屋敷
目の前にそびえ立つ立派な屋敷。
イメージとしては、ホワイトハウスのような建物である。
広大な庭に、噴水、プール。
アメリカの大統領顔負けの、豪邸である。
「ここは、どこなんだ?グロチウスの家か?」
「ふぉふぉふぉ、こんなどでかい家など持っとりゃせんわ。知り合いの家じゃよ。」
愉快そうに笑うグロチウス。
まず、日本から出たことのないレンヤにとって、こんなに広大な敷地と、庭、どでかい家をははじめてみた。
門まで歩くのすら大変そうだ。
「そろそろかの?」
「なに…」
レンヤの言葉は最後まで紡がれることはなかった。
ドゴン!
鈍い音がなり、レンヤとグロチウスの地面が、陥没した。陥没した底には、無数の鋭利な槍のようなものがみえる。
ヒュン!
今度は、狙いすましたかのようにナイフが飛んできた。
この、落とし穴もナイフも全て、グロチウスにより、空中浮遊と魔力壁によって無効かされた。
こうしてる間にも、罠が次々と起動していく。
ナイフの次は、魔力の帯びた鋭い葉っぱ。気の根っこによる、しなる鞭のような攻撃。庭にある石像の兵士は動き始めこちらに向かってくる。
グロチウスが、手を前におもむろにふると、魔力の波動とも言うべき波が、360°に広がる。
すると、今まで止まなかった攻撃が、止まった。石像は、そのまま前に倒れ砕けた。
「ふぉふぉふぉ、なかなか面白いアトラクションじゃの。」
「何のために門があって、その門の前に呼び出し鈴があると思ってるのよ。」
「久しぶりじゃの、マヤ。」
「全然久しぶりじゃないわよ。先週会ったばかりでしょ?ボケにしても、酷すぎるわよ。」
「相変わらず辛いのう。」
この時、レンヤだけはマヤという女性がいることに、声をかけられるまで、気づいていなかった。
「あら、あなたが誰かといるのはめづらいしいわね。弟子でも取ったの?」
「うむ、そうじゃ。」
「意外ね。まあいいわ、用があってきたんでしょ?入っていいわよ。」
おもむろにその女性は、指を動かすと、破損箇所や罠が自然と戻っていく。
{ついてきて。」
マヤというじょせいのあとについていく。やはり屋敷の中は、外見と同じくらいきれいで、豪華な内装になっている。真っ先に目に入るのは、大きく高級そうなシャンデリアや時計、鎧の置物だ。

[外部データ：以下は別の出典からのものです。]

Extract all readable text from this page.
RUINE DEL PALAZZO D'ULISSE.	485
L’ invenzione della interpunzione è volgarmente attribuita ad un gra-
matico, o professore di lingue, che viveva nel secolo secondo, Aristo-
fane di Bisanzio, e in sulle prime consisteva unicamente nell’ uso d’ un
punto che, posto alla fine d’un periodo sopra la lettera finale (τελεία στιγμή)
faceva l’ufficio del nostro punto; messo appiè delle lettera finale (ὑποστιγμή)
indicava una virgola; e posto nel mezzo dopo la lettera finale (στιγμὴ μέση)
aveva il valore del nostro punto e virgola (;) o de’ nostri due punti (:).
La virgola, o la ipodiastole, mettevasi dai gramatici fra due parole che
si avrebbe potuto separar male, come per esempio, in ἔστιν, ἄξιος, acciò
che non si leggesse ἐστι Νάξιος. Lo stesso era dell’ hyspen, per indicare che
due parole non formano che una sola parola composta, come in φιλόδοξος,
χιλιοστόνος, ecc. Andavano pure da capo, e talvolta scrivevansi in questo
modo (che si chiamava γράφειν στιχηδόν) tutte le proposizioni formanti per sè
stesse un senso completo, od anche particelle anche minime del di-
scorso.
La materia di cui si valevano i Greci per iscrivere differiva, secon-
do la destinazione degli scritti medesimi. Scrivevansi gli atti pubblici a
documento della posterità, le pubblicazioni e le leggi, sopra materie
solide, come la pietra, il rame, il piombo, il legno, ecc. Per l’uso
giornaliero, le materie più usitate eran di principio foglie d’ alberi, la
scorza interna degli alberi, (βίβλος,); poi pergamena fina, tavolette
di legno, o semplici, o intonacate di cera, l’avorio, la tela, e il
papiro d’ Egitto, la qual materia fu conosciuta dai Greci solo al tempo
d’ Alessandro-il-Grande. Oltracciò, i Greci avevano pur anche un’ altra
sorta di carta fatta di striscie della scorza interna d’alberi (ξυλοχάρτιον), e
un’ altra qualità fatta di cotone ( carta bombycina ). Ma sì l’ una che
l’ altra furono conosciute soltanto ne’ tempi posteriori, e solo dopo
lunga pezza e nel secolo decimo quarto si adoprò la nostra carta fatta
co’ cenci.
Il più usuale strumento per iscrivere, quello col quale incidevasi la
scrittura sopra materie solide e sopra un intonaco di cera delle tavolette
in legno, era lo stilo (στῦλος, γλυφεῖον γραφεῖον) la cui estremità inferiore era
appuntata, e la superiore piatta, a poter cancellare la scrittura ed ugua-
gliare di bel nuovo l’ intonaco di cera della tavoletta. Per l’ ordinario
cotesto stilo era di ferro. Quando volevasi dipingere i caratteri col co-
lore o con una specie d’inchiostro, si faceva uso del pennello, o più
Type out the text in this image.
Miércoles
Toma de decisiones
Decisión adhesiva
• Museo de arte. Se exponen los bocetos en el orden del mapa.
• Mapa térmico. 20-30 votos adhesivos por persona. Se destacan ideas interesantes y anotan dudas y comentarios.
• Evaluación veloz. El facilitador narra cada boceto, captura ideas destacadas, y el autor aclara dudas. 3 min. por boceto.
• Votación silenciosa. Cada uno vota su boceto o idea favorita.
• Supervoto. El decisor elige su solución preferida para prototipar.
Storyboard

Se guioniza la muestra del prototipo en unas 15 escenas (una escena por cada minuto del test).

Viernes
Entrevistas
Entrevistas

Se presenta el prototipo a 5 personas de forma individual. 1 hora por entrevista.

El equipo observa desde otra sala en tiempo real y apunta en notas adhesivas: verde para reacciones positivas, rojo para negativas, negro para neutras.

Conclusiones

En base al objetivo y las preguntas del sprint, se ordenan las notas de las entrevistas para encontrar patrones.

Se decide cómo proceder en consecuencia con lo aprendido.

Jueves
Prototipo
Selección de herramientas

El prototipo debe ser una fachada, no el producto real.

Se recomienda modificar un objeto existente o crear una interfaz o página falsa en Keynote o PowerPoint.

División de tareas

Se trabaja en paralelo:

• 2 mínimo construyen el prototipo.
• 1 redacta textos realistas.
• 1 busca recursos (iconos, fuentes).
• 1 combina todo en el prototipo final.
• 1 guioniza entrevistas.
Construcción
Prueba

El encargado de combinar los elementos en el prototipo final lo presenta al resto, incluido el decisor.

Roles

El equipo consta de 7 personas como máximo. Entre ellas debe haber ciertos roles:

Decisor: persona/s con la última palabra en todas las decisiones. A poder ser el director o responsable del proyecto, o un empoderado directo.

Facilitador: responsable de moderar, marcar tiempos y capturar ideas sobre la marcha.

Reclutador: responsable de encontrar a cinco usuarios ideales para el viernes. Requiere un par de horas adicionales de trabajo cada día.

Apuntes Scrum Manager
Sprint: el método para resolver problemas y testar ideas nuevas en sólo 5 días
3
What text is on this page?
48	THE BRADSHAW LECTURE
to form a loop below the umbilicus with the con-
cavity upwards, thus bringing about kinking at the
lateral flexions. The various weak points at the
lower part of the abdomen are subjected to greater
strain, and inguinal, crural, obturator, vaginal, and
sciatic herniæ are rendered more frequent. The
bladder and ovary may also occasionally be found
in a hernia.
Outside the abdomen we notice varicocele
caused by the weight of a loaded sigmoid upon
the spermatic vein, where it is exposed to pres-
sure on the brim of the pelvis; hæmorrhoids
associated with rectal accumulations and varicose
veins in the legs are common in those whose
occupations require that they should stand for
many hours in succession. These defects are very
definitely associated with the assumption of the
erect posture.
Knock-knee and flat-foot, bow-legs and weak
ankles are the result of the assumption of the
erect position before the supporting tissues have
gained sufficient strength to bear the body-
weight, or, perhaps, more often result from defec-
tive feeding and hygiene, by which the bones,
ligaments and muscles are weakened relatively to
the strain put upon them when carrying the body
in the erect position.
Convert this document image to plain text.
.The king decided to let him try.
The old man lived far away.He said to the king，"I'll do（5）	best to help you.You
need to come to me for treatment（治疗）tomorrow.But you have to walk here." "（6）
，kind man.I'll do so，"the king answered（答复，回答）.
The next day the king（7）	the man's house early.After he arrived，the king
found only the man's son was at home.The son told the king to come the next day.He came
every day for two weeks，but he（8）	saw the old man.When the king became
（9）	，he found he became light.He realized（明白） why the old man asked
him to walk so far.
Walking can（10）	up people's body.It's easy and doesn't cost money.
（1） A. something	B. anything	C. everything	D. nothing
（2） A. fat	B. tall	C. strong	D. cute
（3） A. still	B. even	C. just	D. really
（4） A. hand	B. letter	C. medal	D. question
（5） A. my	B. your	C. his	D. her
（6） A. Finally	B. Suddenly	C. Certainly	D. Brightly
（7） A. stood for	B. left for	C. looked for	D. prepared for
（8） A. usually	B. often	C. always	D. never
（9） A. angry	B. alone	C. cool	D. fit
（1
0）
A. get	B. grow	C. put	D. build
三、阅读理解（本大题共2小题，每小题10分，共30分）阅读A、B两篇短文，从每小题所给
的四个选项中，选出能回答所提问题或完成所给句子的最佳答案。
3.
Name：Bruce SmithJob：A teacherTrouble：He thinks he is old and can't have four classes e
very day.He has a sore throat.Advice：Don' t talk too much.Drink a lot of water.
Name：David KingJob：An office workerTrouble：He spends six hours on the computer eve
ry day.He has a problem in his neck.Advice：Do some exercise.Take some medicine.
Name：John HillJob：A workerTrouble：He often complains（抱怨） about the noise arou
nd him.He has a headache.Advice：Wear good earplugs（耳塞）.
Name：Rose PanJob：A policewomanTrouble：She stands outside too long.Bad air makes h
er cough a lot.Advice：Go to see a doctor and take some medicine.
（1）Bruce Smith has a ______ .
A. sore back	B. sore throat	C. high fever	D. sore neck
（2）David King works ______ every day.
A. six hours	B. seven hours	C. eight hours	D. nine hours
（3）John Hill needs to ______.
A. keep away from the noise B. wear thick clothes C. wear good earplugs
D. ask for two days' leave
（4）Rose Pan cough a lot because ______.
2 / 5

屋敷の中を通り、廊下の突き当りから、温室に来ている。木々に囲まれた部屋にとおされた。
「それで、私に会いに来たということは、何か頼みごとがあるんでしょ?」
「うむ。まずは、自己紹介が先だの。この小僧が、今代のゲートキーパーで名を、夕神 レンヤという。今日から儂のでしじゃ。」
「こんにちは、グロチウスの弟子になった、レンヤです。」
「そう、この子が今代のゲートキーパーなの。私は、マヤ。フロスト・フォーレストのマヤ・シーカンズ。マヤって呼んで。」
「はい、よろしくお願いしますマヤさん。」
「わしと対応が異なるのが気になるが…、まあいい。マヤに頼みたいのは、この子の戸籍を作ってほしい。」
「なるほどね。いいけど、少し時間がかかるわよ?」
「うむ。ちょうどいいから、ここで少し魔法の鍛錬をしていくから、時間は気にせんでも大丈夫じゃ。」
「それは構わないけど。服とか、生活必需品ぐらいそろえてあげなさいよ。」
「そうじゃな。」
「じゃあ、レンヤ君。一緒に街に行こうか。」
「あ、はい。」
流れに流されるまま、今後の予定が決まっていく。